3. I did not do a formal sensitivity analysis, but in a sense the whole paper is an exploration of parameter space. For example, finding that a 50% reduction in NPIs could cause a 16x increase in cases for the default conditions (Table 3) was a surprise, as was the enormous increase in case rates caused by seemingly small changes in R₀ (e.g., a 22-fold increase in case rates by increasing the R₀ from 2.87 to 5.0 in Table 6). Sensitivity of the system to relatively small changes in parameters are noted many times in the MS.

Discussion:

4. Yes, I think the model (with necessary changes in parameters) could apply to any communicable disease. Compartmental models such as this have been used in epidemiology since the work of Kermack and McKendrick in the 1920s, and I have included a citation of that paper in order to convey that use of simulation models has a long tradition in epidemiology.

5. Can the omission of seasonal changes in transmission affect the model outcome? This would be a big problem if I were attempting to predict the detailed course of the epidemic, but it is less of a problem with this study because the result is the average case rate during the four-year period at the end of the study period. For this prediction, estimating a general level of transmission is adequate. If I were trying to predict each peak in real time so that public health authorities were ready with large supplies of the vaccine, my approach would probably be inadequate. I have placed these ideas into the Discussion.

6. Yes, NPIs are surprisingly important for determining the long-term case rate, and I make this clear with extensive discussion in Section 3.6 and Tables 3 and 4. The public may believe that arrival of the vaccine relieves them from worry about NPIs such as masking and social-distancing, but this is not the case if infectivity of the virus remains high, vaccinal immunity is short-lived, and efficacy of the vaccine is low.

7. The different types of compartmental models are named after their compartments. The earliest was the SIR model = susceptible—infected—removed. Removed means that the victim either dies or becomes permanently immune, obviously not relevant for COVID-19, where vaccinal immunity is fleeting and death is infrequent. Another is SIS = susceptible—infected—susceptible, which describes COVID-19 better. I used SEIIS because it is known that an infected individual needs about five days to be infective, and then an infective individual only remains that way for five days (on the average). Given these facts, SEIIS seems to be the best choice.

8. Yes, to the extent that COVID and its variants are the same in different countries, the model conclusions would be applicable to other environments.

Supplementary Materials:

9.  I could include the spreadsheet I used, but the problem is that the spreadsheet is not very user-friendly. For example, say you want to make the population drop its NPIs on day 500. You would have to go down to row 500 in the NPI column and change the NPI variable from 0.5 to some other value.
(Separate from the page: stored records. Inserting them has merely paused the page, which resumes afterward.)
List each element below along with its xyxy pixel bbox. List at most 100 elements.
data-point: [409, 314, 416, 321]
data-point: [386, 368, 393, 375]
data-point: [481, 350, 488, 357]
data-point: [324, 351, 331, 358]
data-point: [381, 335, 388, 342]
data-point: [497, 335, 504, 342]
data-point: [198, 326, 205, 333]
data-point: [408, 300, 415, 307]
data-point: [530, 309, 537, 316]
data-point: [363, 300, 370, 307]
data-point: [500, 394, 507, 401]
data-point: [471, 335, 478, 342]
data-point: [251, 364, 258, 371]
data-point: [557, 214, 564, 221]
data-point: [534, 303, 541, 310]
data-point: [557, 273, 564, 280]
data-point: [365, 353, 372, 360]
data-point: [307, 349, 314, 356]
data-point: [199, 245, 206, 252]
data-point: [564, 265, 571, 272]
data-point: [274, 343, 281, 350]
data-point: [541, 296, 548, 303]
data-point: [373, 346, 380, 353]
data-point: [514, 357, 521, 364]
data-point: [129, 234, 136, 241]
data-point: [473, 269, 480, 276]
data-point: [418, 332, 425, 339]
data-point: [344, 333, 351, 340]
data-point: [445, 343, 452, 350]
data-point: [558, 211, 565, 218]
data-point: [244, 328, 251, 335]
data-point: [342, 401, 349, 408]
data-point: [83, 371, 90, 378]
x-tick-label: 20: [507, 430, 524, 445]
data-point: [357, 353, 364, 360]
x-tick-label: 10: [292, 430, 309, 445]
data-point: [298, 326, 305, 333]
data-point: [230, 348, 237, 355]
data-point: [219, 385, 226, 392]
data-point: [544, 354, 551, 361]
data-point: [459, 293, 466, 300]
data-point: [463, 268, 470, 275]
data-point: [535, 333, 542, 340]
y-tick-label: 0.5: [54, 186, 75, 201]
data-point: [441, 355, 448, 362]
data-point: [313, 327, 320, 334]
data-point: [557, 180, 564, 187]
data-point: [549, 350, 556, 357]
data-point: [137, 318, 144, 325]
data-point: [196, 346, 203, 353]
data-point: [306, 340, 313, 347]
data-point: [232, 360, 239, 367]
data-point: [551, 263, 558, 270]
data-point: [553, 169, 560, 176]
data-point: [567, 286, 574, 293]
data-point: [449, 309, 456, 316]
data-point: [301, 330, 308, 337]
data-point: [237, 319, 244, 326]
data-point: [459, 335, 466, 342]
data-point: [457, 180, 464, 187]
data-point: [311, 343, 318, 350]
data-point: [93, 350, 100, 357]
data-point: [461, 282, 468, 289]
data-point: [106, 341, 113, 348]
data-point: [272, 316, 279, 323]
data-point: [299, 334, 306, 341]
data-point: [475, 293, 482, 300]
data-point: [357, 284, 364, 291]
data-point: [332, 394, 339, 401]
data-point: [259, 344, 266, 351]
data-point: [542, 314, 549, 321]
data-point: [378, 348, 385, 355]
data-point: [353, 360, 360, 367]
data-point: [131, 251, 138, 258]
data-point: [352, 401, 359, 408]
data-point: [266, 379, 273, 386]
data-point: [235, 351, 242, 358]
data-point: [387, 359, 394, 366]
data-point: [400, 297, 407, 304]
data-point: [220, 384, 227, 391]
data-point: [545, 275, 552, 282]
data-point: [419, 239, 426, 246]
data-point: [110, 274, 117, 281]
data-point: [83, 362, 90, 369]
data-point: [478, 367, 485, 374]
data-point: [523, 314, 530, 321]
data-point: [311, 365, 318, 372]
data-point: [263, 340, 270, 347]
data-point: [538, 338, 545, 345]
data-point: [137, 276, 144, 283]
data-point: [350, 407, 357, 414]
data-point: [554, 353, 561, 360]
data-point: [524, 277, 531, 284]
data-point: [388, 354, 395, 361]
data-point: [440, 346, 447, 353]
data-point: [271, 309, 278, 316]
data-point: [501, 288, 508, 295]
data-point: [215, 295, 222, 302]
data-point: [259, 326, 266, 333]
This would then be copied into the rows below. And then you’d have to remember that you did that as you did other manipulations. This forgetting of the changes I’ve made was a problem  for me, so I established the policy that I would only save the ”base” version of the spreadsheet. When I was finished with one set of experiments, I would quit and re-open it to be sure that there were no forgotten changes from previous experiments still active

But yes, I will include the spreadsheet in the Supplementary Materials.

Reviewer 3 Report

Comments and Suggestions for Authors

Dear Author,

The article is certainly well done and very interesting. The presentation of materials, methods, and results is well discussed. While the limitations are effectively elucidated in the discussion, I would recommend titling a section specifically as 'Limitations of the Study' for better emphasis. Additionally, while the utilization of press journal articles in the references is adept, I would encourage seeking out scientific literature whenever possible to enhance credibility.

Thank you sincerely for your efforts.

Best regards

Author Response

I thank the reviewer for his/her comments. Changes I have made to the text are highlighted in red in the revised copy of the MS.

I have entitled a section of the Discussion “Limitations of the Study,” as you suggested.